Evaluation of diagnostic tests for low prevalence diseases: a statistical approach for leveraging real-world data to accelerate the study.

The evaluation of diagnostic tests usually involves statistical inference for its sensitivity. As sensitivity is defined as the probability that the test result will be positive when the target condition is present, the key study design consideration of sample size is the determination of the number of subjects with the target condition such that the estimation has adequate precision, or the hypothesis testing has adequate power. Traditionally, one may rely on prospective screening of subjects to obtain the required sample size, which means that if the prevalence of the disease is very low, a large number of subjects would need to be screened, increasing the study duration and cost. In this paper, we consider the possibility of substantially reducing the length and cost of a clinical study by leveraging subjects from a real-world data (RWD) source, focusing specifically on the diagnostic test for the cancer of interest. Using the propensity score methodology, we developed a procedure which ensures that the real-world subjects being leveraged are similar to their prospectively enrolled counterparts, thereby making the leveraging more justified. The procedure allows the down-weighting of the real-world subjects, which can be achieved by either using a Frequentist's method based on the composite likelihood or a Bayesian method based on the power prior.
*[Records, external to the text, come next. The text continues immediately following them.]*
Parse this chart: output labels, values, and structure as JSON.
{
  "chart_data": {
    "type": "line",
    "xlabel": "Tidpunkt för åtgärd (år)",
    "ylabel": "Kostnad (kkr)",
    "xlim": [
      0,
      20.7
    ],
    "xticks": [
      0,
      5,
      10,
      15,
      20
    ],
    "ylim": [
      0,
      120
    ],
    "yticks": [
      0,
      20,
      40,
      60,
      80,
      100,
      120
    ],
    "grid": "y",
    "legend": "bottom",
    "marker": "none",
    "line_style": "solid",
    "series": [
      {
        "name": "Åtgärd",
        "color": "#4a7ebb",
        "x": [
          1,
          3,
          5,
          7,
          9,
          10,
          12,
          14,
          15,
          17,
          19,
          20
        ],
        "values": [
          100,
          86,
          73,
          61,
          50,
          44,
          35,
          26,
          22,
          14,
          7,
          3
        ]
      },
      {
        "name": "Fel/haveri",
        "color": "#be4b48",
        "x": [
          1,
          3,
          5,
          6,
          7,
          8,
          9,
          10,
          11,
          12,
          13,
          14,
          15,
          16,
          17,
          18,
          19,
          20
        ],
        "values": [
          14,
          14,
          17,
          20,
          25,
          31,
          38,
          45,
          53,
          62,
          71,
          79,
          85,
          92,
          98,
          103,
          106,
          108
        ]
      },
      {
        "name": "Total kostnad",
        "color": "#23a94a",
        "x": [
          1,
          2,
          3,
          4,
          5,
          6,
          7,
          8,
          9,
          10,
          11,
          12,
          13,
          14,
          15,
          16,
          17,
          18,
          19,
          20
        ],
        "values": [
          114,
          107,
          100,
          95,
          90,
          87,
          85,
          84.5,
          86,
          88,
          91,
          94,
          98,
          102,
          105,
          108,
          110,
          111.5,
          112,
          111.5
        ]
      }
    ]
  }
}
The proposed approach can be applied to the evaluation of any diagnostic test and it is not limited to the current clinical study regarding a cancer diagnostic test. Notably, this paper is in close alignment with a recently released draft framework by the Medical Device Innovation Consortium (MDIC) on real-world clinical evidence and diagnostics, being a showcase of appropriately leveraging real-world data in diagnostic test evaluation for diseases with low prevalence to support regulatory decision-making.